I stood next to you at that protest and felt your anger, or felt anger towards you because you were not there, or felt anger at myself for not being at the next one, I know contradictions.
I have laid on the floor of a dormitory: heads, legs, and arms, a mesh of friendship kris-crossed into the night, and discussed theory and application and plans and no possible way to get food after midnight, and dreams, so many dreams until the birds woke us up to the sun, again, I have skipped that same class, again, on that same day, and felt cemented to my bed just like you, wondering if it’s worth it to walk to a class that is only five minutes away, knowing you really want to ask, if it’s worth four years, this formidable sonder. How we may have been a random assortment of passerbys four years ago, but we are now a web of stories intertwined in the most unexpected of places.
Yet, I ignored that same person on Magill Walk because I was tired, or I was caught up in knowing myself, or I was heavy with intellectual wealth and thought maybe you wouldn’t understand or I never even asked, I have hugged a professor without warning, and turned to a friend and asked how did we get here? Or I thought I knew this? Or wait that person is a senior, I swear I’ve never seen them in my life. Or tell me what you know?

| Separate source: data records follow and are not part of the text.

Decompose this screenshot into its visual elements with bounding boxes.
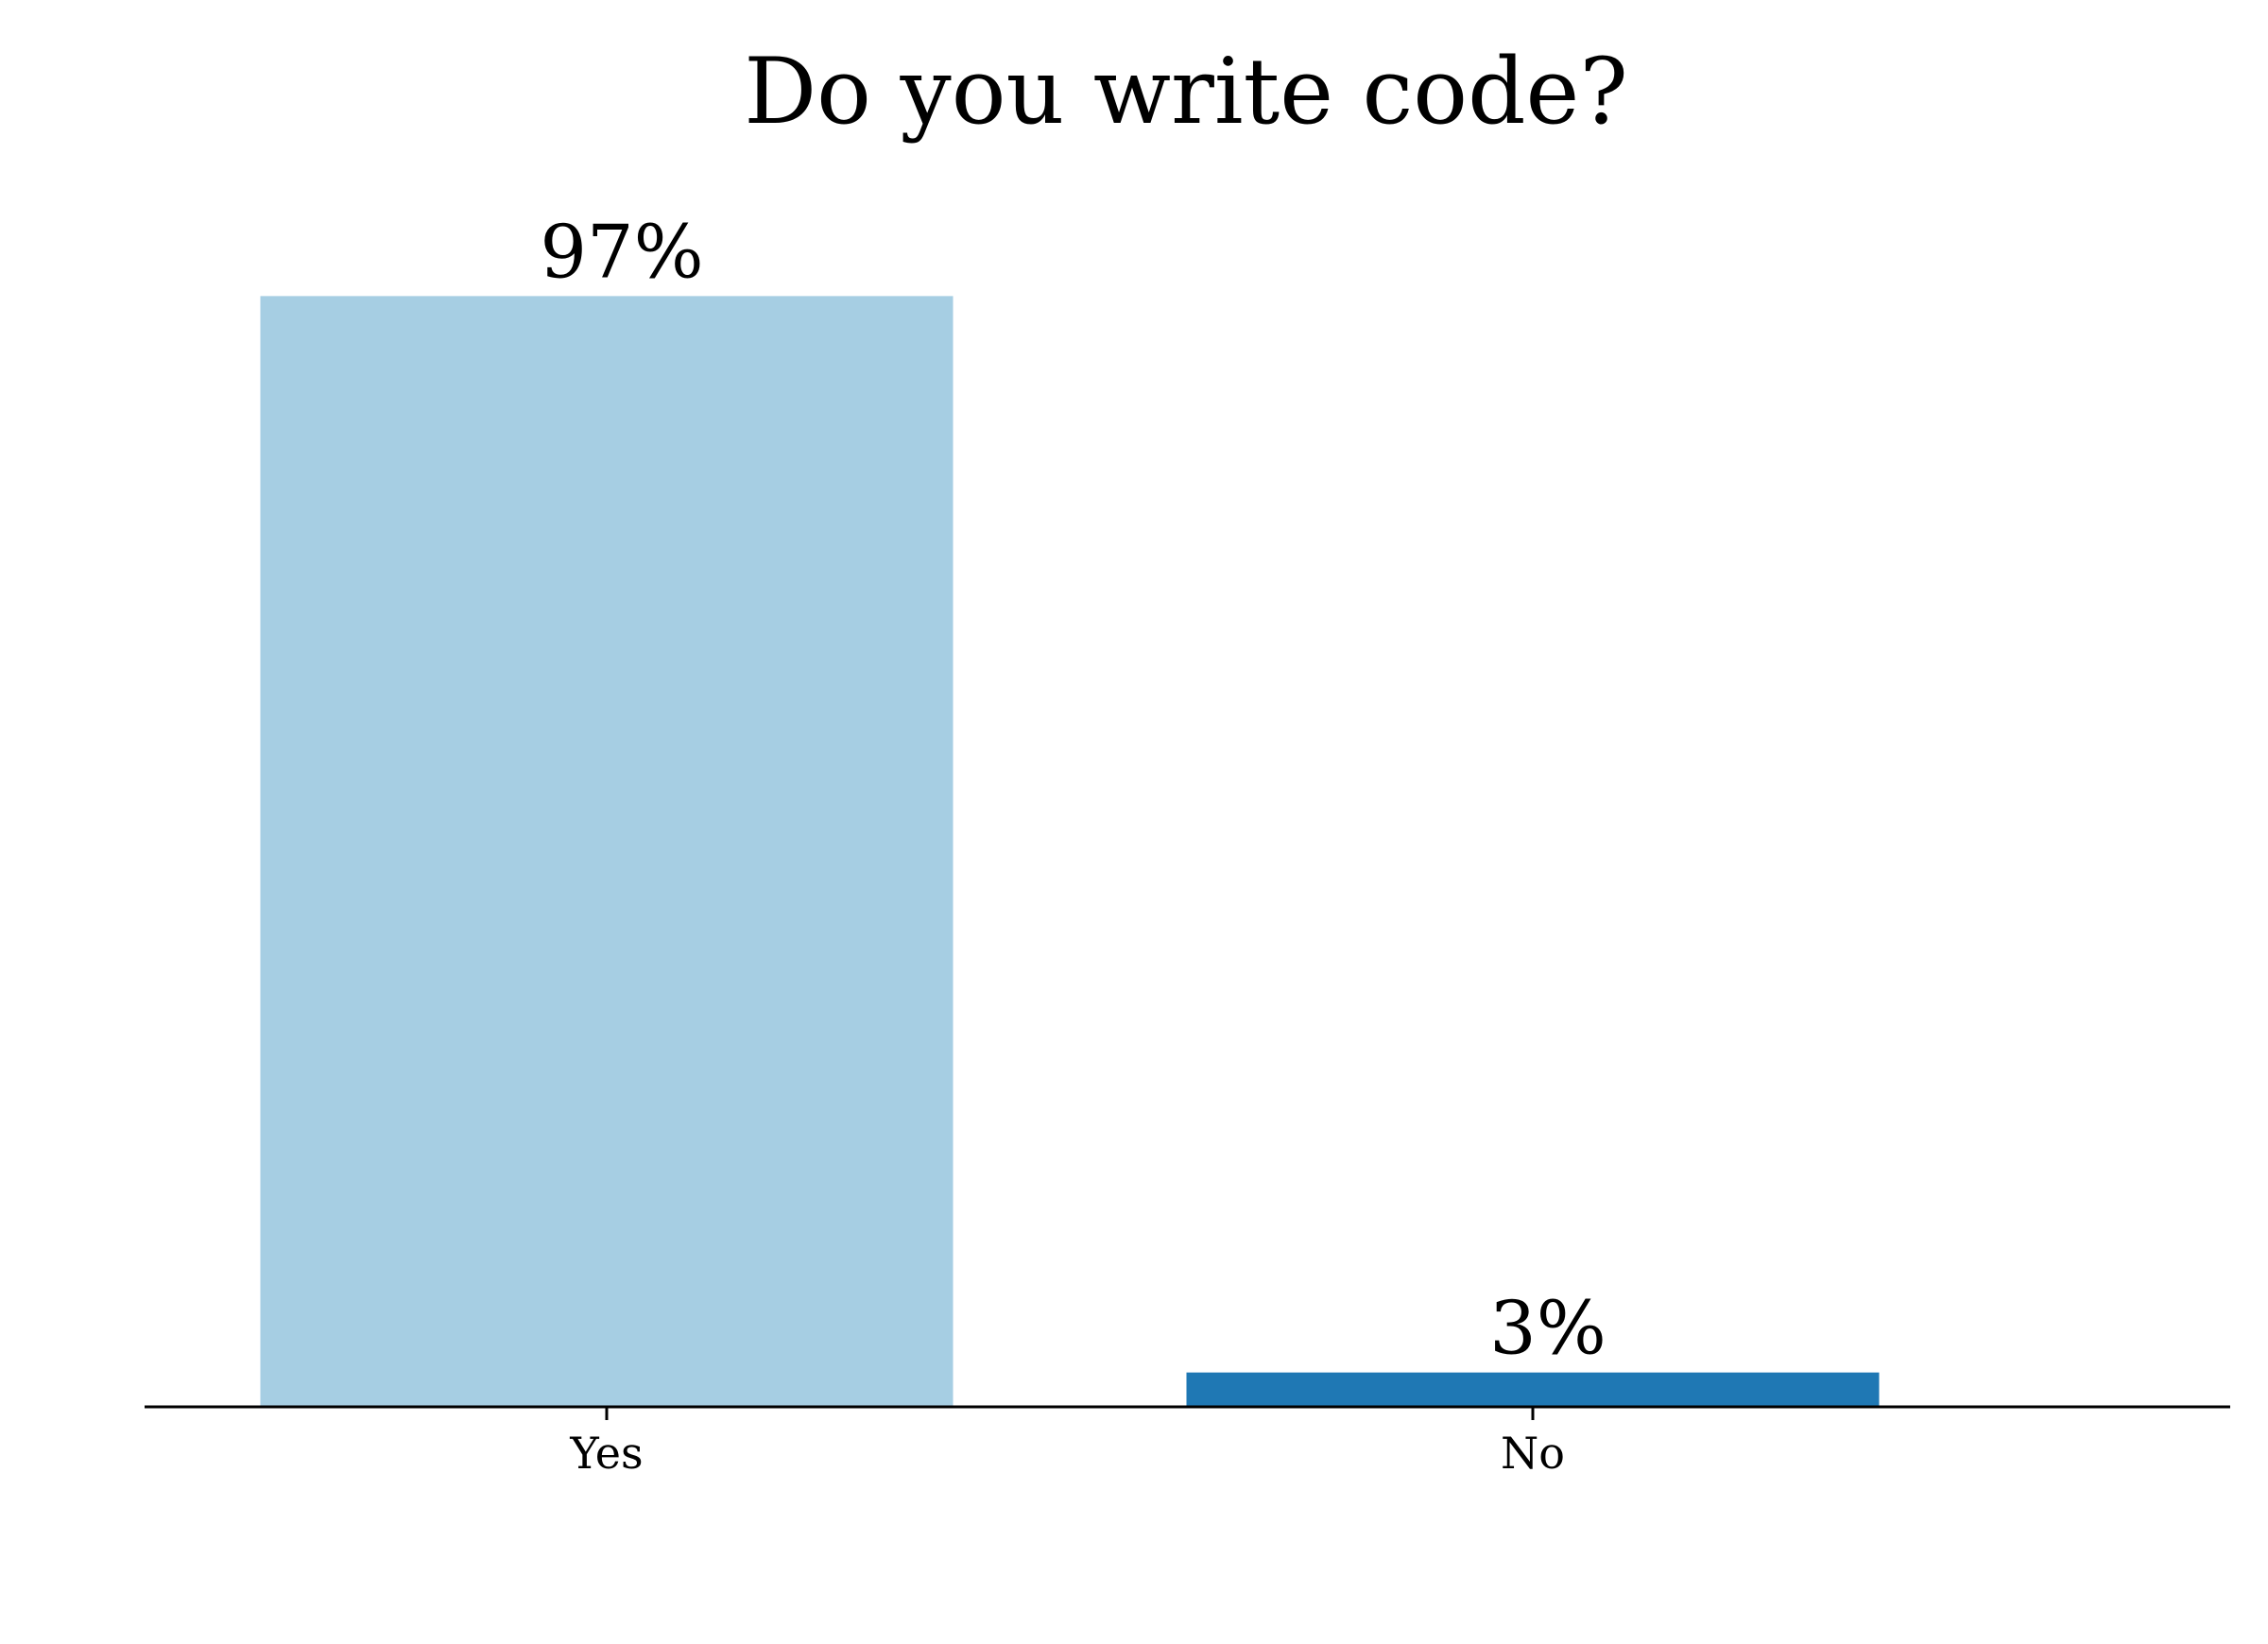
- chart-title: Do you write code?: [744, 39, 1628, 145]
- bar-yes: [260, 296, 954, 1407]
- x-tick-label-no: No: [1501, 1428, 1565, 1479]
- data-label-yes: 97%: [540, 210, 703, 295]
- data-labels-group: 97% 3%: [540, 210, 1606, 1371]
- bar-no: [1186, 1372, 1880, 1407]
- x-ticks-group: Yes No: [569, 1407, 1565, 1479]
- data-label-no: 3%: [1489, 1287, 1606, 1372]
- bars-group: [260, 296, 1880, 1407]
- x-tick-label-yes: Yes: [569, 1428, 643, 1479]
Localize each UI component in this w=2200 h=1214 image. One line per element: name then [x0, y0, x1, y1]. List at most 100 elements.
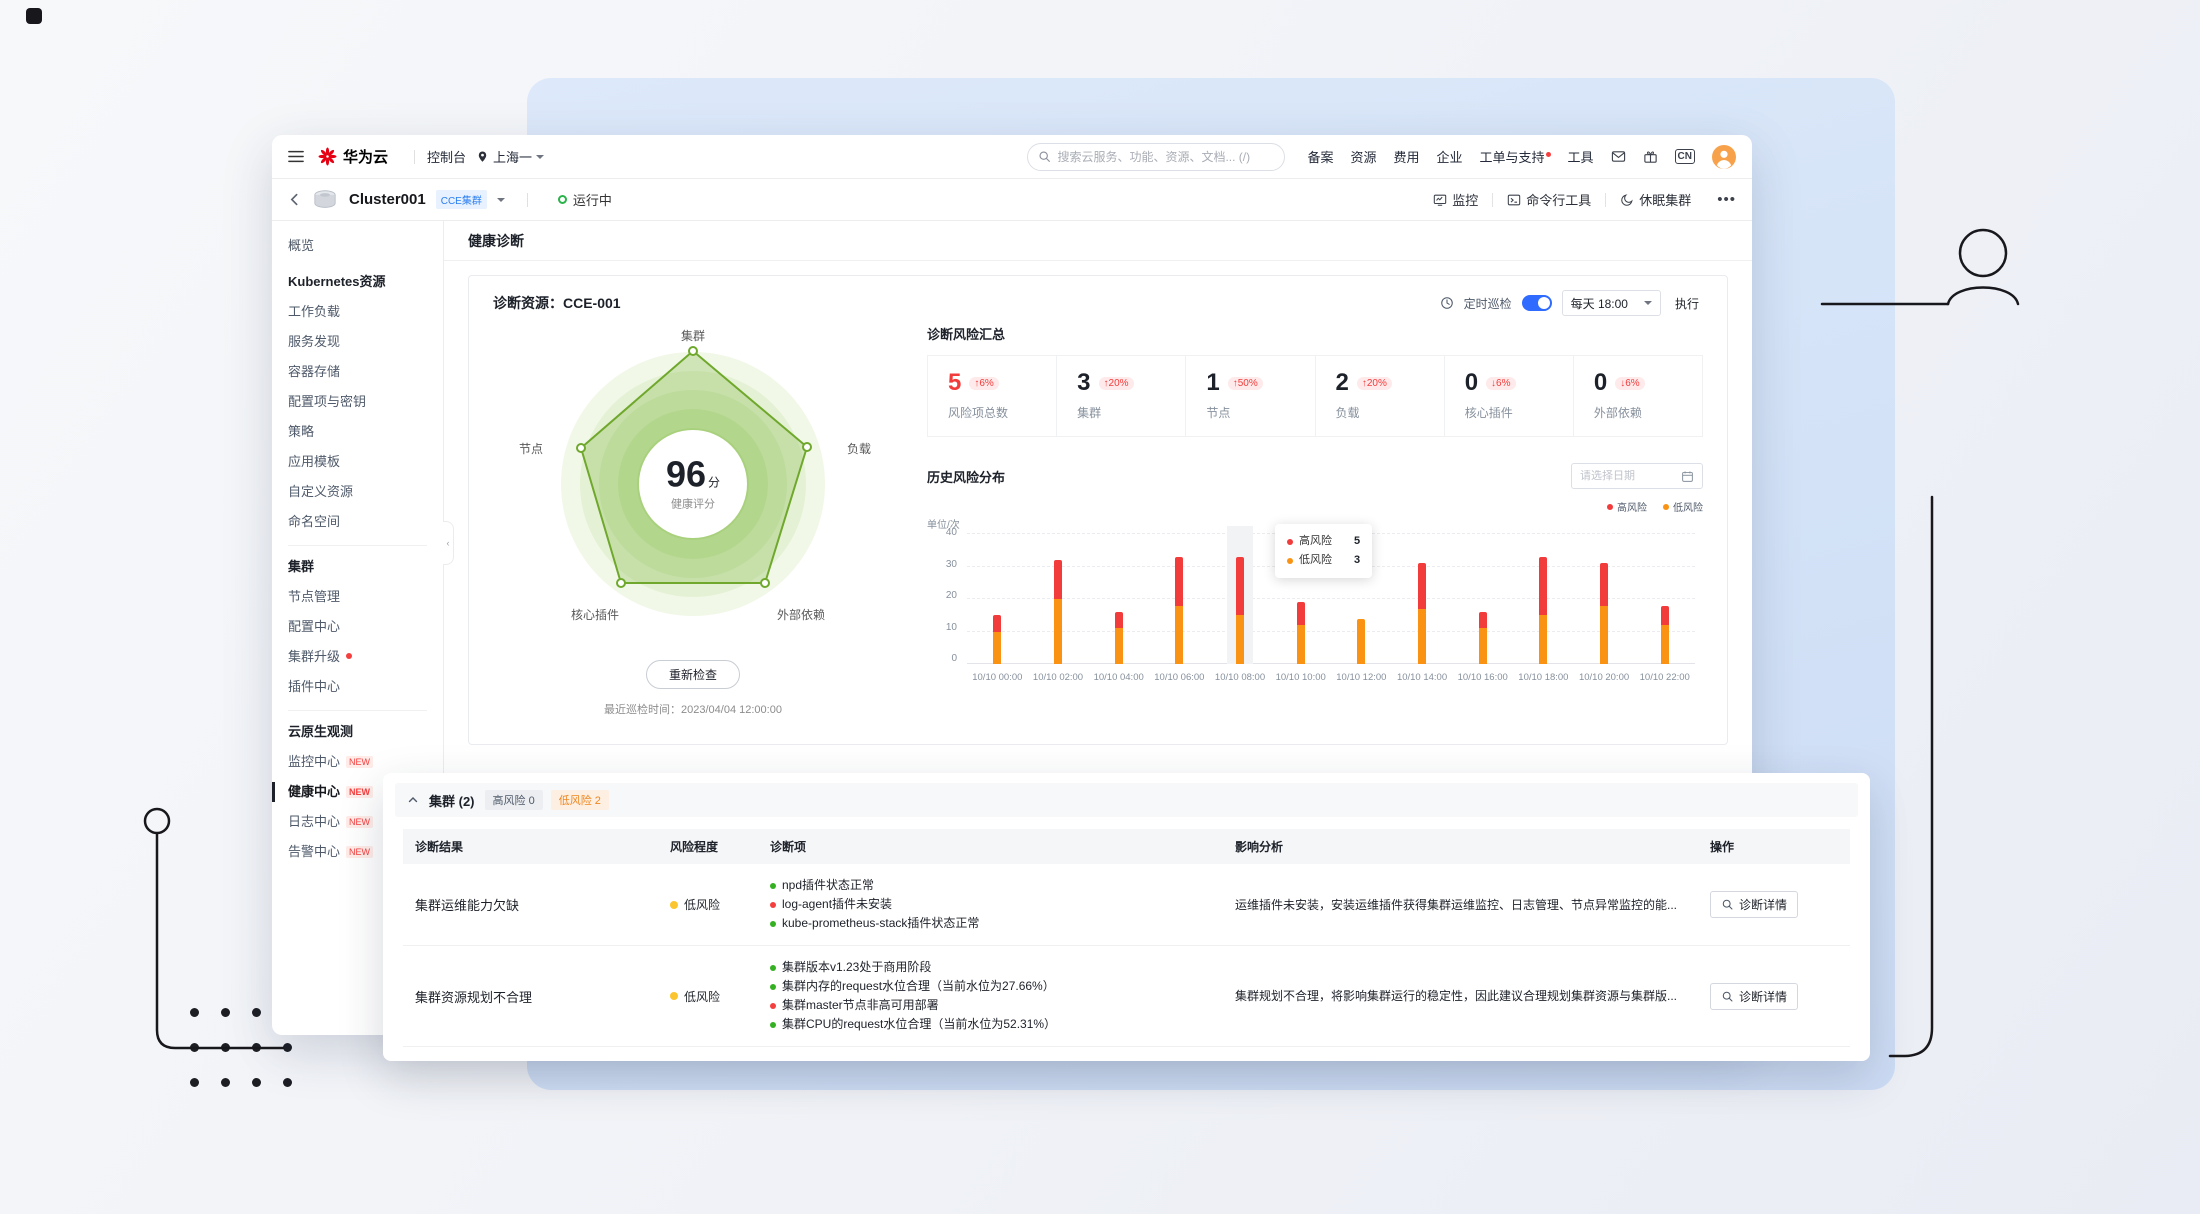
huawei-cloud-logo[interactable]: 华为云	[318, 146, 388, 167]
diagnosis-detail-button[interactable]: 诊断详情	[1710, 982, 1799, 1010]
mail-icon[interactable]	[1611, 149, 1626, 164]
diagnosis-detail-button[interactable]: 诊断详情	[1710, 891, 1799, 918]
diagnosis-resource-title: 诊断资源：CCE-001	[493, 295, 621, 311]
divider	[526, 192, 528, 207]
sidebar-item-12[interactable]: 配置中心	[272, 612, 443, 642]
diagnosis-item: 集群master节点非高可用部署	[770, 996, 1211, 1015]
status-dot-icon	[770, 1002, 776, 1009]
bar-group[interactable]	[1452, 534, 1513, 664]
bar-group[interactable]	[1270, 534, 1331, 664]
diagnosis-result-cell: 集群资源规划不合理	[415, 989, 533, 1005]
risk-stat-5: 0 ↓6% 外部依赖	[1572, 356, 1702, 436]
decor-dot	[221, 1043, 230, 1052]
bar-group[interactable]	[1028, 534, 1089, 664]
topbar-menu-item-1[interactable]: 资源	[1350, 150, 1377, 165]
hamburger-menu-icon[interactable]	[288, 150, 304, 163]
region-selector[interactable]: 上海一	[476, 147, 545, 166]
sidebar-item-label: 日志中心	[288, 814, 341, 829]
sidebar-item-9[interactable]: 命名空间	[272, 507, 443, 537]
date-picker[interactable]	[1571, 463, 1703, 489]
sidebar-item-19[interactable]: 告警中心 NEW	[272, 837, 443, 867]
sidebar-collapse-handle[interactable]: ‹	[443, 521, 454, 565]
sidebar-item-13[interactable]: 集群升级	[272, 642, 443, 672]
sidebar-item-11[interactable]: 节点管理	[272, 582, 443, 612]
legend-item[interactable]: 低风险	[1663, 499, 1703, 514]
topbar-menu-item-2[interactable]: 费用	[1393, 150, 1420, 165]
region-label: 上海一	[493, 150, 533, 165]
divider	[414, 149, 416, 164]
search-input[interactable]	[1057, 149, 1275, 164]
diagnosis-item-text: 集群内存的request水位合理（当前水位为27.66%）	[782, 979, 1055, 993]
diagnosis-item-text: kube-prometheus-stack插件状态正常	[782, 916, 980, 930]
bar-group[interactable]	[1574, 534, 1635, 664]
back-icon[interactable]	[288, 193, 301, 206]
risk-table-panel: 集群 (2) 高风险 0 低风险 2 诊断结果 风险程度 诊断项 影响分析 操作 集群运维…	[383, 773, 1870, 1061]
topbar-menu-item-0[interactable]: 备案	[1307, 150, 1334, 165]
cluster-action-2[interactable]: 休眠集群	[1620, 190, 1691, 209]
diagnosis-item-text: 集群版本v1.23处于商用阶段	[782, 960, 932, 974]
console-link[interactable]: 控制台	[427, 150, 467, 165]
chevron-down-icon[interactable]	[496, 197, 505, 206]
gift-icon[interactable]	[1643, 149, 1658, 164]
sidebar-item-17[interactable]: 健康中心 NEW	[272, 777, 443, 807]
risk-count-badge[interactable]: 高风险 0	[484, 790, 543, 810]
sidebar-item-4[interactable]: 容器存储	[272, 357, 443, 387]
low-risk-segment	[1114, 628, 1123, 664]
legend-label: 低风险	[1673, 503, 1703, 514]
sidebar-item-2[interactable]: 工作负载	[272, 297, 443, 327]
chevron-up-icon[interactable]	[407, 794, 419, 806]
schedule-time-select[interactable]: 每天 18:00	[1561, 290, 1661, 316]
cluster-action-1[interactable]: 命令行工具	[1507, 190, 1591, 209]
more-actions-icon[interactable]: •••	[1717, 191, 1736, 208]
schedule-toggle[interactable]	[1521, 295, 1552, 311]
risk-group-header[interactable]: 集群 (2) 高风险 0 低风险 2	[395, 783, 1858, 817]
sidebar-item-3[interactable]: 服务发现	[272, 327, 443, 357]
stat-label: 节点	[1206, 406, 1231, 420]
bar-group[interactable]	[1392, 534, 1453, 664]
legend-item[interactable]: 高风险	[1607, 499, 1647, 514]
clock-icon	[1440, 296, 1454, 310]
recheck-button[interactable]: 重新检查	[645, 660, 740, 689]
sidebar-item-16[interactable]: 监控中心 NEW	[272, 747, 443, 777]
sidebar-item-18[interactable]: 日志中心 NEW	[272, 807, 443, 837]
diagnosis-item: 集群版本v1.23处于商用阶段	[770, 958, 1211, 977]
sidebar-item-label: Kubernetes资源	[288, 274, 386, 289]
sidebar-item-label: 应用模板	[288, 454, 341, 469]
bar-group[interactable]	[967, 534, 1028, 664]
topbar-menu-item-3[interactable]: 企业	[1436, 150, 1463, 165]
global-search[interactable]	[1027, 142, 1286, 171]
risk-count-badge[interactable]: 低风险 2	[550, 790, 609, 810]
avatar[interactable]	[1712, 144, 1736, 169]
risk-badges: 高风险 0 低风险 2	[484, 790, 609, 810]
sidebar-item-7[interactable]: 应用模板	[272, 447, 443, 477]
low-risk-segment	[1660, 625, 1669, 664]
sidebar-item-8[interactable]: 自定义资源	[272, 477, 443, 507]
bar-group[interactable]	[1634, 534, 1695, 664]
language-toggle[interactable]: CN	[1674, 149, 1695, 164]
topbar-menu-item-5[interactable]: 工具	[1567, 150, 1594, 165]
stat-label: 集群	[1077, 406, 1102, 420]
bar-group[interactable]	[1513, 534, 1574, 664]
bar-group[interactable]	[1149, 534, 1210, 664]
stacked-bar	[1478, 534, 1487, 664]
bar-group[interactable]	[1210, 534, 1271, 664]
bar-group[interactable]	[1088, 534, 1149, 664]
x-axis-label: 10/10 02:00	[1032, 672, 1084, 683]
decor-dot	[221, 1078, 230, 1087]
bar-group[interactable]	[1331, 534, 1392, 664]
x-axis-label: 10/10 12:00	[1336, 672, 1387, 683]
risk-stat-4: 0 ↓6% 核心插件	[1443, 356, 1573, 436]
diagnosis-item: kube-prometheus-stack插件状态正常	[770, 914, 1211, 933]
sidebar-item-6[interactable]: 策略	[272, 417, 443, 447]
legend-dot-icon	[1663, 503, 1669, 510]
column-header: 影响分析	[1235, 840, 1284, 854]
sidebar-item-0[interactable]: 概览	[272, 231, 443, 261]
sidebar-item-5[interactable]: 配置项与密钥	[272, 387, 443, 417]
sidebar-section-15: 云原生观测	[272, 717, 443, 747]
high-risk-segment	[1539, 556, 1548, 616]
date-input[interactable]	[1580, 470, 1675, 482]
run-button[interactable]: 执行	[1674, 296, 1699, 311]
cluster-action-0[interactable]: 监控	[1433, 190, 1478, 209]
topbar-menu-item-4[interactable]: 工单与支持	[1480, 147, 1551, 166]
sidebar-item-14[interactable]: 插件中心	[272, 672, 443, 702]
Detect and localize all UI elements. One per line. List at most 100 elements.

I have known that swatties were swatties before Swarthmore, so weird and, at times, desirous of knowledge to a fault, burying ourselves in things we love, but coming out on the other side with a hand left in that rubble to pull someone we love with us.
I know that hand has sometimes come back empty, I know you spent that one day waiting too long for the answers to come, for your friend to return from their semester off, for your recognition to reveal itself in your grades or in your reflection.
And I know contradictions, because I know that my life is vivid and complex and therefore I get caught up in the ridiculousness that it means to say I know myself after four years. But the truth is, I’m still getting to know myself through each and every one of you, through four years of being told swatties are all about what they know but we are also what we have been through, together.
Our roads have overlapped so many, many times, and we can’t possibly remember every crack in the pavement, every time you said something racist, sexist, homophobic and thought not here, and every time you were so egotistical with intellectual wealth, the room was more stuffed with you than with other students, every time this institution has held you tight with a lie, and let you go with a weighty promise. Every time we questioned the cracks but forgot the rest of the road.
Our roads have overlapped so many, many times, and we can’t possibly remember every hand that paved a crack for us, every time I heard something brilliant in Sharples without you knowing and I shared it as if it was my own quote, and every time I secretly heard the music through your headphones and it was the perfect song for my day, every spontaneous sing-a-long, every congregation in front of the mailboxes, every dash to get food before Essie’s closed, every time you congratulated me because I finished a thing, not because I got the grade back, every time you stayed because I could not be alone, every time you reminisce with me about how we met freshman year and it was so weird, every time this institution taught you something beautiful, technical, spiritual, and you struggled for it. For knowledge, we gave everything, together.
We know contradictions, because we know life, because we know vividness and complexity, how to be sentimental and critical of our time here, how to weigh the good and the bad, and the best quality of all, is that we know how to be weird, in the most remarkable way, the most resilient way.
And that is why I believe I know you, we just haven’t spoken yet, but I hope you want to and I hope you know our paths will overlap, because there is no intellectual process to coincidence. I will see you on the other side, and we will not be random passerbys, we will sit and we will talk about the remarkable times we had, together.